Burton’s dark, dark humour is equalled with a showcase of superb performances. He lets his actors have as much fun as the production crew. Helena Bonham Carter all but steals the movie as the bratty Red Queen, with her body image fixations over having a big head (most Wonderland characters in the original drawings by Sir John Tenniel had big heads, here it was a stroke of genius to single her out) who insists on a warm pig belly for her feet and tabletops held up by quaking, broken, monkey slaves in bellhop uniforms. Johnny Depp is less madcap! mad than he is troubled mad. It’s a remarkably interior performance, considering; one of the sad kind of lunatics. Less showy than the Red Queen, he is nonetheless mercurial, his hue and costumes changing with his moods. Anne Hathaway, as the White Queen, is sublime. Her performance is one of overaffected delicacy, a satire on the traditional good princess roles of fairy stories. She pirouettes to get across a room and gags—lady-like—when bending over the severed head of the Jabberwocky to collect its blood, all fluttering limp wrists, though there is the desperation in her eyes as this was the role thrust upon her. She’s more in her element when preparing potions with ingredients like buttered fingers and urine of horsefly. It is a film that actually makes a Crispin Glover performance seem restrained. Even the animated characters are given full depth (in no small measure due to the excellent performances of just the voices of Alan Rickman and Stephen Fry, as Absolem the Caterpillar and the Cheshire Cat, respectively). My personal favourite performance in the film was that of a CGI frog footman, an exquisitely nuanced comic turn in guilt and subservience.
Alice (Mia Wasikowsky), like the rest of the film, is just right. There’s a recognizable Carrollian Alice from Tenniel’s original drawings but this is a decidedly modern girl, in league with all the concurrent heroines with more wit than their parents—and usually played by Dakota Fanning—more American than Victorian British in her innate confidence and rugged individualism. But Wasikowsky’s guilelessness and Burton’s direction—not to mention Woolverton’s script—mercifully steer well away from cultural clichés and grotesque precociousness. She goes down the hole a stifled hostage to Victorian ideas on womanhood, and emerges a fully confident 21st century kind of gal: modern, post-suffragette, post-psychoanalysis. ‘You need to talk to someone about these delusions,’ she says to her babbling spinster aunt (Frances de la Tour), ‘there is no prince.’ Girl power!
Fantasy for Tim Burton is what for others would be a nightmare, and this is indeed a cruel, dark vision.

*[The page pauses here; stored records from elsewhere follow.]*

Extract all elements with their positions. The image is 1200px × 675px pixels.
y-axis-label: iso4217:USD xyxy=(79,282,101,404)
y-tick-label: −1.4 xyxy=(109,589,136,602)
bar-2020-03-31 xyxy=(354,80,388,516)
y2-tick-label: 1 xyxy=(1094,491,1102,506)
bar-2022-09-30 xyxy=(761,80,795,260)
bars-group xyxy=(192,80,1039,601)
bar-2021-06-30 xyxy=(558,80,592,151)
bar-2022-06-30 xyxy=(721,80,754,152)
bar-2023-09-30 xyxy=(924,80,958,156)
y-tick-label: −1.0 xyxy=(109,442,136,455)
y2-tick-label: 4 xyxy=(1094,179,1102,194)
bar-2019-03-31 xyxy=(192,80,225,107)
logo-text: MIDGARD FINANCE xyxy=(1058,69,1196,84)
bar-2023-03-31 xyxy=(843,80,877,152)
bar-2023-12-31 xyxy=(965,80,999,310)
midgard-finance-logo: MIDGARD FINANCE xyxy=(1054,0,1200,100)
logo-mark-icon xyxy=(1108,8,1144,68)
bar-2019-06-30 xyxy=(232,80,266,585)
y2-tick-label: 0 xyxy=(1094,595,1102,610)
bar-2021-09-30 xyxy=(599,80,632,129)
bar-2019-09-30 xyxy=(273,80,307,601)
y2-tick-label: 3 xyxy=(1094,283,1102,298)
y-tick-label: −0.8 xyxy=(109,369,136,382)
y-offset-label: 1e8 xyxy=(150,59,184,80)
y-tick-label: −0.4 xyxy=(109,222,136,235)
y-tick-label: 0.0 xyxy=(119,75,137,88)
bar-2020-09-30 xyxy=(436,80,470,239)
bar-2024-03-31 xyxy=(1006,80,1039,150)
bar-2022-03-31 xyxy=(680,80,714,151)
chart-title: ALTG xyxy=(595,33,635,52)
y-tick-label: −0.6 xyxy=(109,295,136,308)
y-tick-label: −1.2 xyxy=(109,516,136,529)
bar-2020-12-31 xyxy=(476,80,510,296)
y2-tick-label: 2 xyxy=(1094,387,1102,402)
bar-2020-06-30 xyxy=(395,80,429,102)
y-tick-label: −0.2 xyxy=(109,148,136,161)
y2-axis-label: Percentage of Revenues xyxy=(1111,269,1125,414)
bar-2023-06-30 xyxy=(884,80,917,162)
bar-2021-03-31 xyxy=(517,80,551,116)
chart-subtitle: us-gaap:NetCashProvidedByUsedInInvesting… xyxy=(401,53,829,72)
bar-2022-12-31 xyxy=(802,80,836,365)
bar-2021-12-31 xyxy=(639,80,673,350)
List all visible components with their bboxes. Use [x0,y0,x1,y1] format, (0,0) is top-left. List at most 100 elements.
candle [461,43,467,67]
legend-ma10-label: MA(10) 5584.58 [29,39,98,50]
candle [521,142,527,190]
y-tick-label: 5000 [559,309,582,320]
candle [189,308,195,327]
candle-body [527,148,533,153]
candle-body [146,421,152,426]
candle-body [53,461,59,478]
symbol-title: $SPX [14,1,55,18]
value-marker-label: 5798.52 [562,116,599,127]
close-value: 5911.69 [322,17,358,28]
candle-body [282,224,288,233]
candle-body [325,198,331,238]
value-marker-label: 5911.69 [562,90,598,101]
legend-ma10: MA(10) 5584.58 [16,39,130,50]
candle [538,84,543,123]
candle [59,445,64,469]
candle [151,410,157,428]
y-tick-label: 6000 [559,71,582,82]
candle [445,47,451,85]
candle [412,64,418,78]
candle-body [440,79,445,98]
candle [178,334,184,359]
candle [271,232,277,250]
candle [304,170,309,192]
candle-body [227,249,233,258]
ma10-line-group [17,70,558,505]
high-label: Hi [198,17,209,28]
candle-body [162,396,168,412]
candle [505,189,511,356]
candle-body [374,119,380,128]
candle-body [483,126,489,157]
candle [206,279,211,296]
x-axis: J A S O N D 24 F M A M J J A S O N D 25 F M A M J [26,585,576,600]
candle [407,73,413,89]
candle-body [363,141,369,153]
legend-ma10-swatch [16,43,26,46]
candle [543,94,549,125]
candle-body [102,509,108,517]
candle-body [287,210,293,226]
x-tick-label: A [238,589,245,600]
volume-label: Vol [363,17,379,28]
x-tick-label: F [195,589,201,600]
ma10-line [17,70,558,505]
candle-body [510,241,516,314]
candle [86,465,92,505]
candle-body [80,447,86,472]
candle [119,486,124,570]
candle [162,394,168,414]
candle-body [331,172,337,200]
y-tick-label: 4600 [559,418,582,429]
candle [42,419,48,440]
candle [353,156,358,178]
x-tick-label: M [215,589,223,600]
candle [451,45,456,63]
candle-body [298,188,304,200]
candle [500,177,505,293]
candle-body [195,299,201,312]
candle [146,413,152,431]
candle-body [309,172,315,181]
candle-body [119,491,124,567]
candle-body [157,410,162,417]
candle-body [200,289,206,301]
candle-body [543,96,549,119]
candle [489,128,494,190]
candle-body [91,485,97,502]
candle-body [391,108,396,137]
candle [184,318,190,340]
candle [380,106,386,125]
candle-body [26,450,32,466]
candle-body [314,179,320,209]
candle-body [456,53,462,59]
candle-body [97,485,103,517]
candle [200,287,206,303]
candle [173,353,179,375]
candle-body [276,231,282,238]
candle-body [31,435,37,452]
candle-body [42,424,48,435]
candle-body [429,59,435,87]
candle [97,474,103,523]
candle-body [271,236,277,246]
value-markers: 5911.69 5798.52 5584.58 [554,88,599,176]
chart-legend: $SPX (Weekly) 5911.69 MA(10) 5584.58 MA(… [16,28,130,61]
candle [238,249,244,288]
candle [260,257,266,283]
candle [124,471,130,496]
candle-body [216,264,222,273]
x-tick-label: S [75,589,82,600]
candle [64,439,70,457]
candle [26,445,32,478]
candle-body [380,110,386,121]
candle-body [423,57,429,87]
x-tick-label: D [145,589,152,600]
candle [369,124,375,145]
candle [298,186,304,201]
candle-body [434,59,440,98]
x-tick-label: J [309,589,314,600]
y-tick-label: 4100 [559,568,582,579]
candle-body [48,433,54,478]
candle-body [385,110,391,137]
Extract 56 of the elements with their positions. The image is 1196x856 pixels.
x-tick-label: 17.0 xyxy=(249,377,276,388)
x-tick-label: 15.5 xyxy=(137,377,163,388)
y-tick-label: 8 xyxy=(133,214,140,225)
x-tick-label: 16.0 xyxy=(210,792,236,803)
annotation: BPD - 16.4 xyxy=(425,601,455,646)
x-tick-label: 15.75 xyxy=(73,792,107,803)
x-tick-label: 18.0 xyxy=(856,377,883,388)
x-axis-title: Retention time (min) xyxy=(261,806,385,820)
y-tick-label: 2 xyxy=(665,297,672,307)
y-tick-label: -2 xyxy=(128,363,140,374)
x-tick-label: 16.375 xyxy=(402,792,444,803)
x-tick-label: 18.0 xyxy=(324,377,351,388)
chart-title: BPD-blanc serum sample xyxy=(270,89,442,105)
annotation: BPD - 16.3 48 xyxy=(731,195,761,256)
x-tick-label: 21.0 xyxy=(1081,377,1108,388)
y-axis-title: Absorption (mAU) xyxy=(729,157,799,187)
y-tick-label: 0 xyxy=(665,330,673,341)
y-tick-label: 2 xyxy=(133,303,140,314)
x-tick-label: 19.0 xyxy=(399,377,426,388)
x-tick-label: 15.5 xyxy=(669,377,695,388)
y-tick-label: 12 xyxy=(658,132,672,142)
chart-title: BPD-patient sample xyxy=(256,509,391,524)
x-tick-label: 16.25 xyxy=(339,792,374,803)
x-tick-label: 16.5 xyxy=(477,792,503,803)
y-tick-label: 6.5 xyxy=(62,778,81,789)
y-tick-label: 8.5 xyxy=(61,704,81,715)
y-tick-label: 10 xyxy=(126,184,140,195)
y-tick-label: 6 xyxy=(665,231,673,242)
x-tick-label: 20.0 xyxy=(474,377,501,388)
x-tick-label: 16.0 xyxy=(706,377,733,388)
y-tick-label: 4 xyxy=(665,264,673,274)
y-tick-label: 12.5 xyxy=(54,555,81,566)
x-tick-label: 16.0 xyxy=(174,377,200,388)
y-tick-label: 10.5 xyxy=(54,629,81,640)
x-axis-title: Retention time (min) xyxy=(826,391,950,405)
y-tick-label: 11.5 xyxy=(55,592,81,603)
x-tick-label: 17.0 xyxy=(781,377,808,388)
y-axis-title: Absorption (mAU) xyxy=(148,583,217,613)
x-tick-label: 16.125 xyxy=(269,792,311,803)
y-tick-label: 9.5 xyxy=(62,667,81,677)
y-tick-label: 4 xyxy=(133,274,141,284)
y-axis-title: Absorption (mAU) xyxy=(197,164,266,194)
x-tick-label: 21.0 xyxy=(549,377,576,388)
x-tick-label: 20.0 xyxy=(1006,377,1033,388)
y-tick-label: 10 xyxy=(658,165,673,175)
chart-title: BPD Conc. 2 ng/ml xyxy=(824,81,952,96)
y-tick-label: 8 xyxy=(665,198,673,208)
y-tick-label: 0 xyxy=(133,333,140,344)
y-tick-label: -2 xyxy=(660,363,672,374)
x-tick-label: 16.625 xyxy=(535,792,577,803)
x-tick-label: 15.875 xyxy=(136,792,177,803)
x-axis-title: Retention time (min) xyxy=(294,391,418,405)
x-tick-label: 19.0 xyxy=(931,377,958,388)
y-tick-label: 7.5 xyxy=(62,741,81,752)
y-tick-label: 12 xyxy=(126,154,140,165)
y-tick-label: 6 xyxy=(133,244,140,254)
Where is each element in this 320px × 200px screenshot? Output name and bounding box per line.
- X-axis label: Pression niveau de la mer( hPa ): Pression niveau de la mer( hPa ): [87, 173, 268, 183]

There are moats with bobbing severed heads for stepping stones, animal croquet is no longer just whimsy, it’s animal cruelty, playing with a garrotted hedgehog and concussed flamingo, and the dormouse, far being a childlike critter playing with a paper sword, graphically pulls out the bandersnatch’s eye with a pin, like a cocktail onion in a Gibson. It is sumptuous, idiosyncratic, and insanely imaginative.